Elbow Joint


Learning Objectives:

After reading this post you will the following about Elbow joint:

  • Type of joint.
  • Bones participating in formation of shoulder joint and the articular surface.
  • Attachment of capsule of joint.
  • Ligaments supporting the joint.
  • Muscles responsible for producing various movements.
  • Applied aspect ofelbow joint.

Q. Describe elbow joint under the following headings:

     a. Type     b. Articular surfaces     c.  Fibrous Capsule  d. ligaments   e. Movements  f. Relations g. Boold and nerve supply h.Applied aspect

A. Elbow joint

a. Type: It is a hinge variety of synovial joint. It is a compound joint as three bones take part in this articulation ( humerus, ulna  and radius) .

b. Articular surfaces: Elbow joint consists of two articulations.

  1. Humero-ulnar articulation is between trochlea of humerus and trochlear notch of ulna
  2. Humero-radial articulation is between the capitulum of humerus and superior surface of head of radius.
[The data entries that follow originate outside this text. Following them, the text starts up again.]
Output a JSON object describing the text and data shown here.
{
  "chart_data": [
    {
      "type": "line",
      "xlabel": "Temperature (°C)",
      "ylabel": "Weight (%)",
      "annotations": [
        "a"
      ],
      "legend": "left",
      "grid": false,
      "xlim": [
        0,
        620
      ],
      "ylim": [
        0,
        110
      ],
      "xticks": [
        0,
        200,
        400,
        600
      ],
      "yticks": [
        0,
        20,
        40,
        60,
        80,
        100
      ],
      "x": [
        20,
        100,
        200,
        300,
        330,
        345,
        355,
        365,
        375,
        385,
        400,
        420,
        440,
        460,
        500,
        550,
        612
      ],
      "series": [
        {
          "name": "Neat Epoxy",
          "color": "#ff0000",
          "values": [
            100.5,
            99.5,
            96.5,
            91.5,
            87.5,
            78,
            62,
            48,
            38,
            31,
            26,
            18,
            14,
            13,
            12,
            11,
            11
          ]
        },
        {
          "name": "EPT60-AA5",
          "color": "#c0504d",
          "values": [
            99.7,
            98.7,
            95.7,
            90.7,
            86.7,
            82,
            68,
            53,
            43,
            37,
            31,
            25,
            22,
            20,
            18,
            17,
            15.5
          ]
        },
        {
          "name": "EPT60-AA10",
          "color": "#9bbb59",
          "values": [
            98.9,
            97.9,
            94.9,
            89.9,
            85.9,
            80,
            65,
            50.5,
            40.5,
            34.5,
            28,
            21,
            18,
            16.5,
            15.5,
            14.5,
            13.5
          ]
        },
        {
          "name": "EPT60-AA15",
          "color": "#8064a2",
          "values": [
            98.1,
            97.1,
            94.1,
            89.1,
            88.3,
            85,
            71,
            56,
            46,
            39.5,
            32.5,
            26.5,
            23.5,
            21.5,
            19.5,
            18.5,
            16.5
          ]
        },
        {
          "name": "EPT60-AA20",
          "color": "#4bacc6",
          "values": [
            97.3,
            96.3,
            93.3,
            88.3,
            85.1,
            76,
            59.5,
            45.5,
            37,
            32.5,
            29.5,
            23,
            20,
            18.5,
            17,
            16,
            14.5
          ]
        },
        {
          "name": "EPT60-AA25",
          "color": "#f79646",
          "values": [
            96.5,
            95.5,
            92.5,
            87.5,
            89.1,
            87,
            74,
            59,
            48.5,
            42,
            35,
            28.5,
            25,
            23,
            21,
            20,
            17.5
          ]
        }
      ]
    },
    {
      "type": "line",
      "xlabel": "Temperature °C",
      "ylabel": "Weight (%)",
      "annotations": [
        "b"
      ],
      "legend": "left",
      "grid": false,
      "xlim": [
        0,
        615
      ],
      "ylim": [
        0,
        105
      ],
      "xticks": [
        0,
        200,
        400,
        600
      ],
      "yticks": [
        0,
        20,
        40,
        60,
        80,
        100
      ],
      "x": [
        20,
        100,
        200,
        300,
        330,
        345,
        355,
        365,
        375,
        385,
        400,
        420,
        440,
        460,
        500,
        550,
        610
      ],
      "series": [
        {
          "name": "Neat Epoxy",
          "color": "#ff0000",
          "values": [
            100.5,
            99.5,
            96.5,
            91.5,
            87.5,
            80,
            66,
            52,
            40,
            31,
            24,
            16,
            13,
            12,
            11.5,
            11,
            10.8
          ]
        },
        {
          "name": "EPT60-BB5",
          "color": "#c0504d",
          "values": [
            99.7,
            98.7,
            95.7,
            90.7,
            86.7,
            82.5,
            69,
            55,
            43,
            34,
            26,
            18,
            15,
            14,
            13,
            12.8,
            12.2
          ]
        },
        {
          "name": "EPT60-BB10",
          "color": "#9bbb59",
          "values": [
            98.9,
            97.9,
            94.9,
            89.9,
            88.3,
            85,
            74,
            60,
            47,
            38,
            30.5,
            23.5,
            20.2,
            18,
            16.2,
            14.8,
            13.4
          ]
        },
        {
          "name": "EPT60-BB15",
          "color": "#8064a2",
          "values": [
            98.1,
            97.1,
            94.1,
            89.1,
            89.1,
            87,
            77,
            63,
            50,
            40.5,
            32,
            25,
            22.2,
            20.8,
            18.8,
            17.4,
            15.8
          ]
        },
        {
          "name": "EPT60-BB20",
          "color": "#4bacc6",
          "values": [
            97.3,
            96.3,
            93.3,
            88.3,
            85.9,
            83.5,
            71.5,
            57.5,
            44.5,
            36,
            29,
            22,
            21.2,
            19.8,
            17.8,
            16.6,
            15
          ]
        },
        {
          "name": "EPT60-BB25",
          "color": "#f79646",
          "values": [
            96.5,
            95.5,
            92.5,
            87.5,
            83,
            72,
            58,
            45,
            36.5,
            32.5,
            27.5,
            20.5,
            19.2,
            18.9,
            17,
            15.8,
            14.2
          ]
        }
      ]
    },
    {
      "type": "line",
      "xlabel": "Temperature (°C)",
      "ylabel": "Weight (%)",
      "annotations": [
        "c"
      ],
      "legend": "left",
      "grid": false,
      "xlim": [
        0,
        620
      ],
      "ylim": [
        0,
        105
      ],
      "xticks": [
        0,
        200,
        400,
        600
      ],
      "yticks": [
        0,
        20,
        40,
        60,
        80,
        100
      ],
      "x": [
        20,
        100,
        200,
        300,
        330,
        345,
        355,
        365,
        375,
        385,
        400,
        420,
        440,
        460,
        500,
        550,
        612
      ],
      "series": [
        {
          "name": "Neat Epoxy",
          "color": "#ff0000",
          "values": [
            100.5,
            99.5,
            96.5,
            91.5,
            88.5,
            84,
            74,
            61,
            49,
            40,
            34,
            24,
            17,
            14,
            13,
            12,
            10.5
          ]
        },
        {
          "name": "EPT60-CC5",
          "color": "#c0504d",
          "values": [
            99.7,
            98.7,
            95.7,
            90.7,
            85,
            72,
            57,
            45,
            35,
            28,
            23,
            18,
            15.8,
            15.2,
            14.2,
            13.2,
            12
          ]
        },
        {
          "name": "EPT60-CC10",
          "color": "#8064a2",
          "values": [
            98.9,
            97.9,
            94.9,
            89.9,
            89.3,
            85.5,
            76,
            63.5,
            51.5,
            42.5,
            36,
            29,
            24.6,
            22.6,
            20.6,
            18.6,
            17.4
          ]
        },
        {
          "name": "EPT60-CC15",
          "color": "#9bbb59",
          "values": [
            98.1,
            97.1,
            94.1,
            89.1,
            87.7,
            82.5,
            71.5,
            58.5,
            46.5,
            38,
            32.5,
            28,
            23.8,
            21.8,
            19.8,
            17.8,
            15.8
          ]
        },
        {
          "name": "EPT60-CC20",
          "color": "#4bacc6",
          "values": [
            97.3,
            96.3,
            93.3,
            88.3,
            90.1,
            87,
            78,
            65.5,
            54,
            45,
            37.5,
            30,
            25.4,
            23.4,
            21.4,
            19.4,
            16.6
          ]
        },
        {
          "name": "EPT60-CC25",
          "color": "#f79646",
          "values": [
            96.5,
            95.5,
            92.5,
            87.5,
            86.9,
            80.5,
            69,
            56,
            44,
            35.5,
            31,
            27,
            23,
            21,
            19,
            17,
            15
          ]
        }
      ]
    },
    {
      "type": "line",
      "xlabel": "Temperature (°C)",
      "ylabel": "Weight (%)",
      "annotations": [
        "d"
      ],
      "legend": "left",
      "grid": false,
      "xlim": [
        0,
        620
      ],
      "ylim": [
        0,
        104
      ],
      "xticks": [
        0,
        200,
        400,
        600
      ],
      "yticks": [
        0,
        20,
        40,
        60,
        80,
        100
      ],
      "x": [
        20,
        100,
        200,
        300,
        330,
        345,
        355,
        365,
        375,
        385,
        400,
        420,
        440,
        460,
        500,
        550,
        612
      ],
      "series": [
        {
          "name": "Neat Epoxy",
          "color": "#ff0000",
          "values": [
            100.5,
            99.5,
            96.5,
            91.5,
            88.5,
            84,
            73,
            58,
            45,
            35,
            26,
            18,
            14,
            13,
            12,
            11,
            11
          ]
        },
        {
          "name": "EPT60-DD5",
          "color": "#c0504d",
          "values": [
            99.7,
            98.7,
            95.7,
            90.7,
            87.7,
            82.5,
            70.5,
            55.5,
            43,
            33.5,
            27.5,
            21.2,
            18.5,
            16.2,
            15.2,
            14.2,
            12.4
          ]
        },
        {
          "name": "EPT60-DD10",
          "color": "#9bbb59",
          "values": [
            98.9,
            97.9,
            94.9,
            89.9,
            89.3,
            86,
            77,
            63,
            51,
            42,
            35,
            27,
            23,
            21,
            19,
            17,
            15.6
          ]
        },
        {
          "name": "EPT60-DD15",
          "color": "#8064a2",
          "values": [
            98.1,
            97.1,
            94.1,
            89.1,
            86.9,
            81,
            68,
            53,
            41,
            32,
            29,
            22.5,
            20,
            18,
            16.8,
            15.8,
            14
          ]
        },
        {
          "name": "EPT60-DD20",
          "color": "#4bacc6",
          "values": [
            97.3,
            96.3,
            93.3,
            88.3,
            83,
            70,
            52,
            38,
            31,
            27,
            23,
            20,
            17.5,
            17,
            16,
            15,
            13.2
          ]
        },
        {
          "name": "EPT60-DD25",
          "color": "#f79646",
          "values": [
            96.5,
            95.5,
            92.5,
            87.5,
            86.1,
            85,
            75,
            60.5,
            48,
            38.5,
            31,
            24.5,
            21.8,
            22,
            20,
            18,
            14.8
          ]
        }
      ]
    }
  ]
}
Articular surfaces of elbow joint

c. Fibrous Capsule :

  • It is lax and thin anteriorly to allow the flexion and extension movements and is strengthened on either side by the collateral ligaments.
  • Above it is attached  the medial epicondle, margins of coronoid, radial and olecronon fossa, and lateral epicondyle.
  • Below it is attached to the anterior and medial margin of coronoid process and upper and medial margin of olecranon process of ulna, and annular ligament ( is nor attached to radius).

attachment of articular capsule of elbow joint

d. Ligaments

  • Ulnar collateral ligament:
    • Is triangular in shape.
    • It extends from medial epicondyle of humerus to the upper end of ulna.
    • It consists of three parts – anterior ,inferior  and posterior.
    • Superiorly: it is  attached is to the medial epicondyle.
    • Inferiorly: the anterior thick band is attached to the medial margin of coronoid process. The posterior band is attached to the medial margin of olecranon process and the inferior thich part of middle part extends from olecranon to coronoid process.
    • It is related to the ulnar nerve.
  • Radial collateral ligament:
    • It extends from lateral epicondyle of humerus to the annular ligament.

ulnar collateral ligamentradial collateral ligament

e. Movements

MovementMuscles responsible for the movement
Biceps brachii
Brachioradialis ( in midprone position)
Extension Triceps

f. Relations

  • Anterior:  Brachialis muscle and anterior to brachialis are- medial nerve, brachial artery and tendon of biceps brachii.
  • Posterior: Triceps and anconeus.
  • Lateral: Extensor carpi radialis brevis, supinator and common origin of extensors of forearm.
  • Medial: Ulnar nerve, flexor carpi ulnaris and common origin of flexors of forearm.

g. Blood and nerve supply

  • Blood Supply: by branches from arterial anastomosis around elbow which is formed by the branches of brachial, profunda brachii, ulnar and radial artery.
  • Nerve Supply: By branches from musculocutaneous, medial, ulnar and radial nerves.

h. Applied Aspect

  • Subluxation of head of radius/Pulled elbow: Occurs in children below 4 years when the forearm is  is suddenly pulled in pronated position. The head of radius comes out of the annular ligament.
  • Golfer’s elbow (medial epicondylitis): It occurs due to strain or tear of common flexor origin and inflammation of medial epicondyle. It is characterized by pain and tenderness over medial epicondyle.
  • Tennis elbow ( lateral epicondylitis): It occurs due to strain or tear of common extensor origin and inflammation of lateral epicondyle. It is characterized by pain and tenderness over lateral epicondyle.
  • Student’s elbow/Miner’s elbow: It occurs due to inflammation of subcutaneous olecranon bursa over the triangular subcutaneous bursa on posterior surface of olecranon process. it is characterized by painful swelling over the olecranon process.